I beam, because twenty-five bucks per cocktail issonot in my budget. “You’re the best. A terrible businessman, but the best.”

He chuckles easily. “You and I both know whatever club gets your pretty ass on the dance floor has an advantage.”

I don’t find the compliment uncomfortable, because he’s happy to say it in front of Cissa, too. I never asked, but I think those two have an open relationship. None of my business. He’s handsome enough, but unconscious fantasies notwithstanding, I’d never approach a taken guy, and Eochan hasn’t made a move on me either.

“I’ll grab a drink and head right back there, sir,” I announce with a salute. The music’s calling to my heart. Ihaveto start dancing. “How are your djs always so fucking good?”

“They’re out of this world,” Eochan agrees readily. “You have fun, sweetheart.”

“I intend to!”

I’m making my way to the bar when I hear it. A few notes, one high, one low, and a series of light, airy chords that make my heart flutter.

They’re a soft whisper I shouldn’t be able to hear over the deafening beat of the music in the hall. But I do. Oh, I do.

3

VALDRED

“Dred, Dred, Dred!” my circle chants as I throw punch after punch.

I barely even stun the colossal ogre, who finally regains his footing and prepare the next blow. I let that one land to be a good sport, and immediately regret it.

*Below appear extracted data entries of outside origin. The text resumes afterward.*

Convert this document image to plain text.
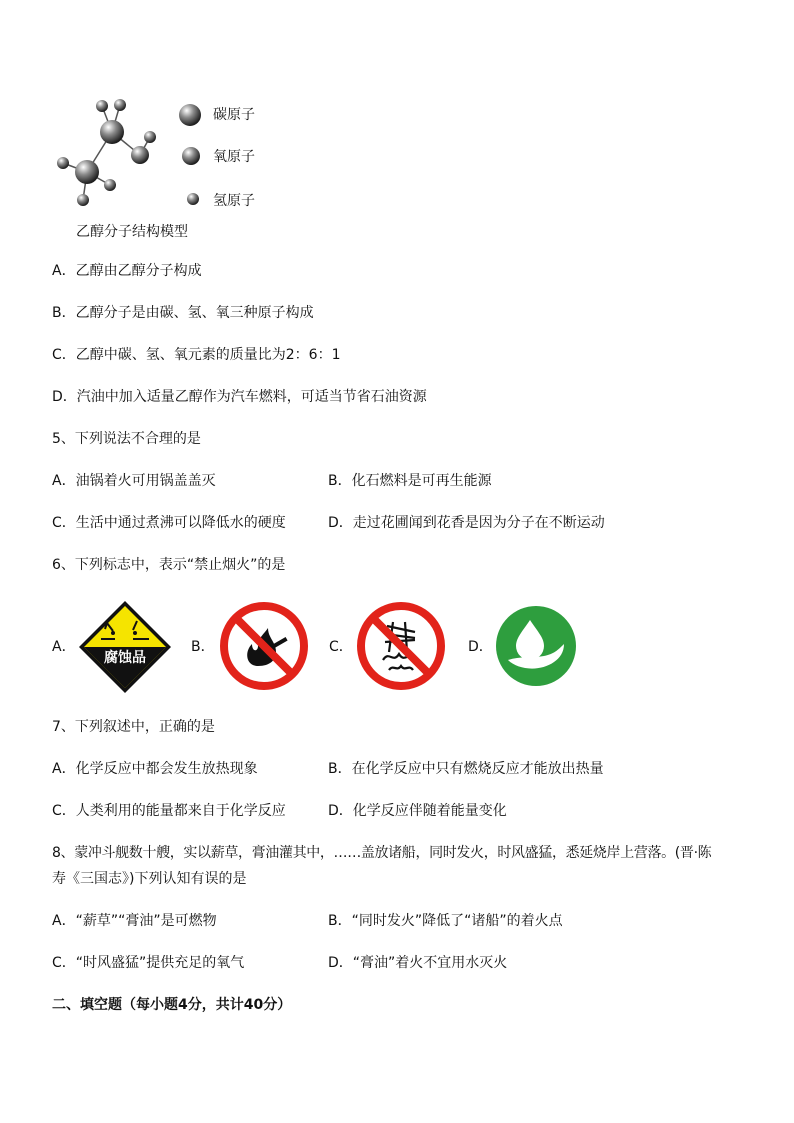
碳原子
氧原子
氢原子
乙醇分子结构模型
A．乙醇由乙醇分子构成
B．乙醇分子是由碳、氢、氧三种原子构成
C．乙醇中碳、氢、氧元素的质量比为2：6：1
D．汽油中加入适量乙醇作为汽车燃料，可适当节省石油资源
5、下列说法不合理的是
A．油锅着火可用锅盖盖灭	B．化石燃料是可再生能源
C．生活中通过煮沸可以降低水的硬度	D．走过花圃闻到花香是因为分子在不断运动
6、下列标志中，表示“禁止烟火”的是
A．	B．	C．	D．
腐蚀品
7、下列叙述中，正确的是
A．化学反应中都会发生放热现象	B．在化学反应中只有燃烧反应才能放出热量
C．人类利用的能量都来自于化学反应	D．化学反应伴随着能量变化
8、蒙冲斗舰数十艘，实以薪草，膏油灌其中，……盖放诸船，同时发火，时风盛猛，悉延烧岸上营落。(晋·陈
寿《三国志》)下列认知有误的是
A．“薪草”“膏油”是可燃物	B．“同时发火”降低了“诸船”的着火点
C．“时风盛猛”提供充足的氧气	D．“膏油”着火不宜用水灭火
二、填空题（每小题4分，共计40分）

I see stars and fly back three paces at least.

There’s no true danger but my senses prickle nonetheless. My body moves on its own, flipping at the last second to avoid crossing the line marked in the sanded arena.

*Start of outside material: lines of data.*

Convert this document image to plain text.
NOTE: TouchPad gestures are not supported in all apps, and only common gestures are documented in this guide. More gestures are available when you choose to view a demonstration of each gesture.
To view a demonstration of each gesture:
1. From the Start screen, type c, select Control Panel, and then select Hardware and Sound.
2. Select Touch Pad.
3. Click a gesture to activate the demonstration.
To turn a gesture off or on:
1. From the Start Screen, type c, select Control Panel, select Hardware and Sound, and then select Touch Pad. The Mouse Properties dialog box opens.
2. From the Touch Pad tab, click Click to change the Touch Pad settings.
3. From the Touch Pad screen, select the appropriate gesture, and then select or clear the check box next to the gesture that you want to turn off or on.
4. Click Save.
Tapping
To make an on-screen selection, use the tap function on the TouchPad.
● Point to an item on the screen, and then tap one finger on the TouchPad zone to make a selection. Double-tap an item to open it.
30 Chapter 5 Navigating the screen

I hear Lord Kraid grumble his reluctant approval.

Though my foes call me young, and foolish, and selfish, and everything else that justifies the hatred they harbor for the position I occupy, my blood still runs blacker than any of the high fae around me.

My kind likes to conveniently forget our origins.

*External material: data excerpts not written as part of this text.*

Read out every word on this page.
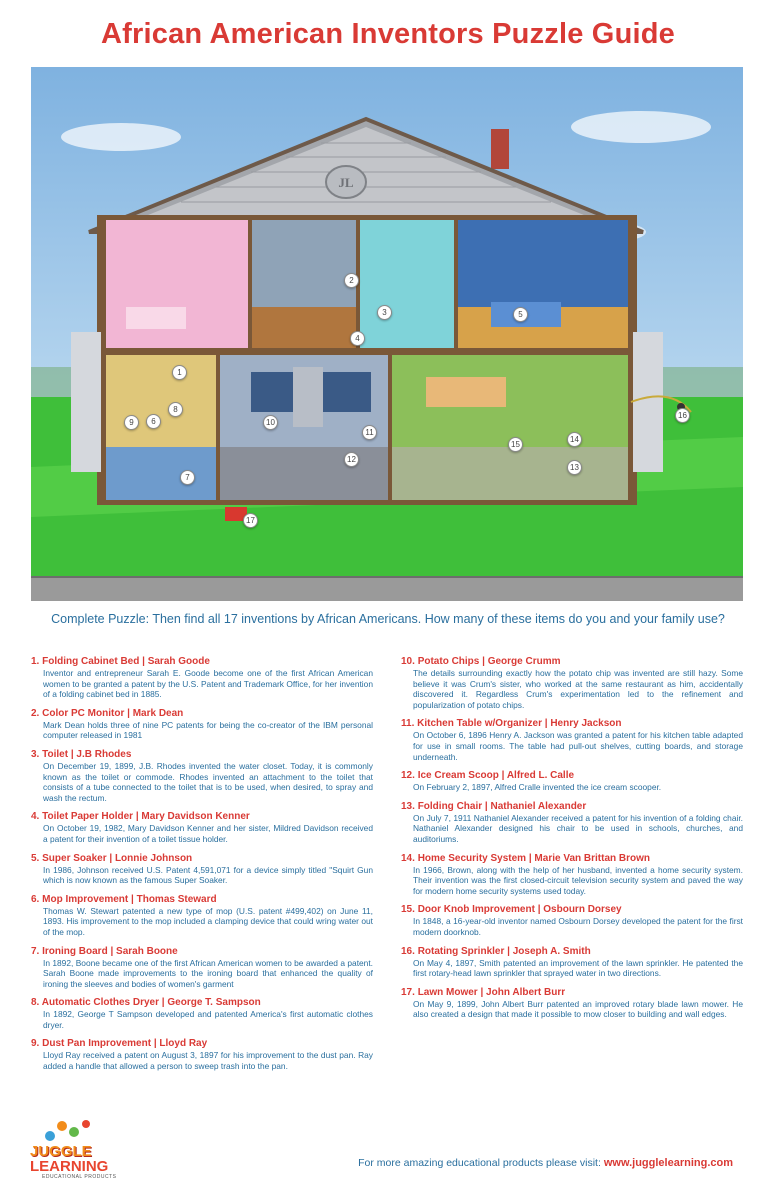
African American Inventors Puzzle Guide
JL
1
2
3
4
5
6
7
8
9	10
11
12
13
14
15
16
17
Complete Puzzle: Then find all 17 inventions by African Americans. How many of these items do you and your family use?
1. Folding Cabinet Bed | Sarah Goode
Inventor and entrepreneur Sarah E. Goode become one of the first African American women to be granted a patent by the U.S. Patent and Trademark Office, for her invention of a folding cabinet bed in 1885.
2. Color PC Monitor | Mark Dean
Mark Dean holds three of nine PC patents for being the co-creator of the IBM personal computer released in 1981
3. Toilet | J.B Rhodes
On December 19, 1899, J.B. Rhodes invented the water closet. Today, it is commonly known as the toilet or commode. Rhodes invented an attachment to the toilet that consists of a tube connected to the toilet that is to be used, when desired, to spray and wash the rectum.
4. Toilet Paper Holder | Mary Davidson Kenner
On October 19, 1982, Mary Davidson Kenner and her sister, Mildred Davidson received a patent for their invention of a toilet tissue holder.
5. Super Soaker | Lonnie Johnson
In 1986, Johnson received U.S. Patent 4,591,071 for a device simply titled "Squirt Gun which is now known as the famous Super Soaker.
6. Mop Improvement | Thomas Steward
Thomas W. Stewart patented a new type of mop (U.S. patent #499,402) on June 11, 1893. His improvement to the mop included a clamping device that could wring water out of the mop.
7. Ironing Board | Sarah Boone
In 1892, Boone became one of the first African American women to be awarded a patent. Sarah Boone made improvements to the ironing board that enhanced the quality of ironing the sleeves and bodies of women's garment
8. Automatic Clothes Dryer | George T. Sampson
In 1892, George T Sampson developed and patented America's first automatic clothes dryer.
9. Dust Pan Improvement | Lloyd Ray
Lloyd Ray received a patent on August 3, 1897 for his improvement to the dust pan. Ray added a handle that allowed a person to sweep trash into the pan.
10. Potato Chips | George Crumm
The details surrounding exactly how the potato chip was invented are still hazy. Some believe it was Crum's sister, who worked at the same restaurant as him, accidentally discovered it. Regardless Crum's experimentation led to the refinement and popularization of potato chips.
11. Kitchen Table w/Organizer | Henry Jackson
On October 6, 1896 Henry A. Jackson was granted a patent for his kitchen table adapted for use in small rooms. The table had pull-out shelves, cutting boards, and storage underneath.
12. Ice Cream Scoop | Alfred L. Calle
On February 2, 1897, Alfred Cralle invented the ice cream scooper.
13. Folding Chair | Nathaniel Alexander
On July 7, 1911 Nathaniel Alexander received a patent for his invention of a folding chair. Nathaniel Alexander designed his chair to be used in schools, churches, and auditoriums.
14. Home Security System | Marie Van Brittan Brown
In 1966, Brown, along with the help of her husband, invented a home security system. Their invention was the first closed-circuit television security system and paved the way for modern home security systems used today.
15. Door Knob Improvement | Osbourn Dorsey
In 1848, a 16-year-old inventor named Osbourn Dorsey developed the patent for the first modern doorknob.
16. Rotating Sprinkler | Joseph A. Smith
On May 4, 1897, Smith patented an improvement of the lawn sprinkler. He patented the first rotary-head lawn sprinkler that sprayed water in two directions.
17. Lawn Mower | John Albert Burr
On May 9, 1899, John Albert Burr patented an improved rotary blade lawn mower. He also created a design that made it possible to mow closer to building and wall edges.
JUGGLE
LEARNING
EDUCATIONAL PRODUCTS
For more amazing educational products please visit: www.jugglelearning.com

Long ago, when the worlds were still new and the portals linking them, wide open, the ground was painted red with the blood of mortals, and the little ancient folk used to hide in holes and burrows. The eldritch molded by the creator and their children, the gods, only had care for their pleasures, and their desires, and their petty quarrels.

Then an alliance of folk rulers came together for the first and last time since: Elrik of the woodlands, Oberon of the stones, Una of the wild seas, and Sibil, queen of the night all bent the knee to Morrigan, crowning her high queen to grant her the power of protecting their kind.

Wielding the magic of four rulers, she built the boundaries closing our kingdoms off to all who have not been invited, even to this day. As we prospered, we found that we, too, quite liked pleasures and desires and petty quarrels, given half a chance. Blood spilled again, high in the ogre mountains, lower in the goblin caves.

Old Morrigan was too feeble to attempt to wrangle all of our courts by then. So, she set out to keep controlling the folk through her children—children who wouldn’t weaken as the centuries passed. Children who’d stand high above the rest of the folk, mighty and unchallengeable.

She was the first to think to fuck an eldritch. She was not the last. And thus, the high fae were born to rule the land of Ilvaris.

Kraid and most of my court can trace their family back up to one of the primordial forces shaping the world: darkness, or chaos, or music, or lust, or any of the other eldritch. But they’re just that. Their ancestors. Their blood has been diluted ten times over with fairy, or even mortal, ancestry.

I am the first son of an eldritch born in the last five hundred years. That makes me faster, stronger, and perhaps crueler than almost any of them.

This little fight in the pit might be a game, but it’s also a statement. I like to remind the courts I am more than what they see, more than they sense, and more than they could chew if they dared take a bite.

Unfortunately for Heluc, he’s the fool who volunteered to be my example for the day.

The ogre moves fast for his size, but I could have overtaken him many times over in the seconds he needs to launch himself at me.

I’ve allowed one punch for his pride. I do not suffer a second. I sidestep when he’s close and wrap my hand around his throat before lifting him up off the ground.

The crowd’s mostly silent, though nothing will stop Lorian and the rest of my friends from embarrassing me if they can. “Dred, Dred, Dred!”

With a casual flick, I shove Heluc out of the sparring ring, and turn to the drunken fools who serve as my advisors. “Call me Val, or I’ll spar with you next.”